Pigment Garden @ KABK

Fr 27 Oct 2023 14:30 – 17:15, Politics of Knowledge Research Group - KABK, Gallery 3

Wieneke Bremer is an artist who is specialized in natural dyeing. In the context of the Politics of Knowledge Research Group and in collaboration with the KABK Green Office (GINKGO), she has started a pigment garden in the courtyard of the KABK.

For the Joint Research Day, Wieneke will do a 15 min. live performance in which she extracts colours from the plants from the garden and explains her research methods.

In an art academy, it is important to understand where colours come from and what stories and cultural background plants have. This project aims to create awareness on the origin of our beloved colours to form a closer relation with the materials we use: to start living with the plants, nature, and earth instead of using them. Knowing how time-consuming it is to grow pigments and dyes can change our behavior towards them. The color that is given is more than a color: it tells us the story of a relationship with one another.

Natural dyeing are dyes or colourants from plants, invertebrates of minerals. Colours can be extracted from roots, berries, bark, leaves, wood and fungi. The plants in the following list are chosen according to their ability to grow in Dutch climate. Most of them are grand teints meaning that the colour is able to stay visible for a long period of time. The chosen plants have a maximum ratio of four times plant material for one time textile material. The maximum amount is then 400 gram of plants for 100 gram of textiles. Ink can also be extracted from the plants by using less water and thinkening liquid with binders like agar agar or Arabic gum.
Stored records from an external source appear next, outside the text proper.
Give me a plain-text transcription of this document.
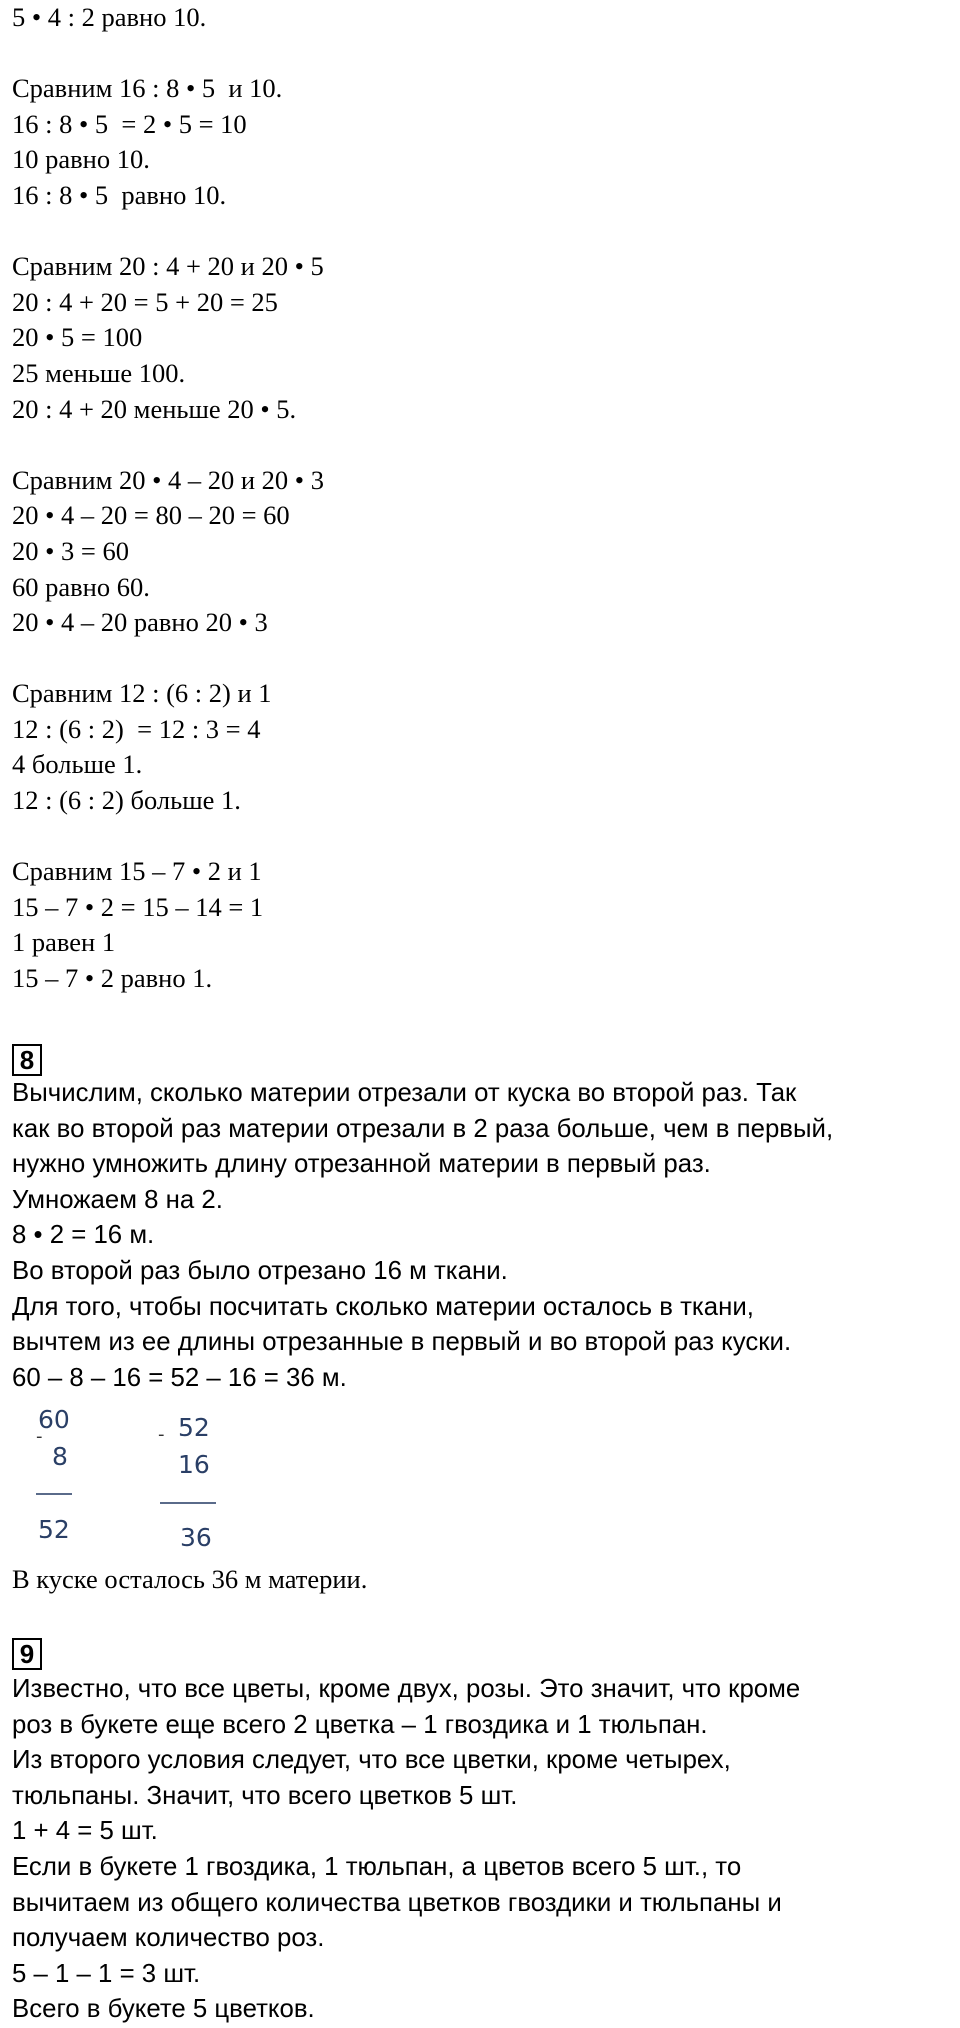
5 • 4 : 2 равно 10.

Сравним 16 : 8 • 5  и 10.
16 : 8 • 5  = 2 • 5 = 10
10 равно 10.
16 : 8 • 5  равно 10.

Сравним 20 : 4 + 20 и 20 • 5
20 : 4 + 20 = 5 + 20 = 25
20 • 5 = 100
25 меньше 100.
20 : 4 + 20 меньше 20 • 5.

Сравним 20 • 4 – 20 и 20 • 3
20 • 4 – 20 = 80 – 20 = 60
20 • 3 = 60
60 равно 60.
20 • 4 – 20 равно 20 • 3

Сравним 12 : (6 : 2) и 1
12 : (6 : 2)  = 12 : 3 = 4
4 больше 1.
12 : (6 : 2) больше 1.

Сравним 15 – 7 • 2 и 1
15 – 7 • 2 = 15 – 14 = 1
1 равен 1
15 – 7 • 2 равно 1.
8
Вычислим, сколько материи отрезали от куска во второй раз. Так
как во второй раз материи отрезали в 2 раза больше, чем в первый,
нужно умножить длину отрезанной материи в первый раз.
Умножаем 8 на 2.
8 • 2 = 16 м.
Во второй раз было отрезано 16 м ткани.
Для того, чтобы посчитать сколько материи осталось в ткани,
вычтем из ее длины отрезанные в первый и во второй раз куски.
60 – 8 – 16 = 52 – 16 = 36 м.
60
-
8
52
52
-
16
36
В куске осталось 36 м материи.
9
Известно, что все цветы, кроме двух, розы. Это значит, что кроме
роз в букете еще всего 2 цветка – 1 гвоздика и 1 тюльпан.
Из второго условия следует, что все цветки, кроме четырех,
тюльпаны. Значит, что всего цветков 5 шт.
1 + 4 = 5 шт.
Если в букете 1 гвоздика, 1 тюльпан, а цветов всего 5 шт., то
вычитаем из общего количества цветков гвоздики и тюльпаны и
получаем количество роз.
5 – 1 – 1 = 3 шт.
Всего в букете 5 цветков.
Photos below: plants used by Wieneke Bremer, from the 'Handbook of the Artist Garden'

Goals of the Research

One of the goals of the research was to create a actual garden in the courtyard. This has been a success. Bremer also wanted to teach students in natural dyeing, and this has been made possible with the support of the KABK textile workshop. The next goal is to teach students the background or cultural stories and expressions of plants, for example: where does the expression Blue Monday come from? Also the trade history of famous dye plants like indigo, madder, blue and red wood and woad is interesting to teach to art students. There is some much to say about the origin of colours that has not yet been explained. Bremer believes the academy is the right place to spread these stories.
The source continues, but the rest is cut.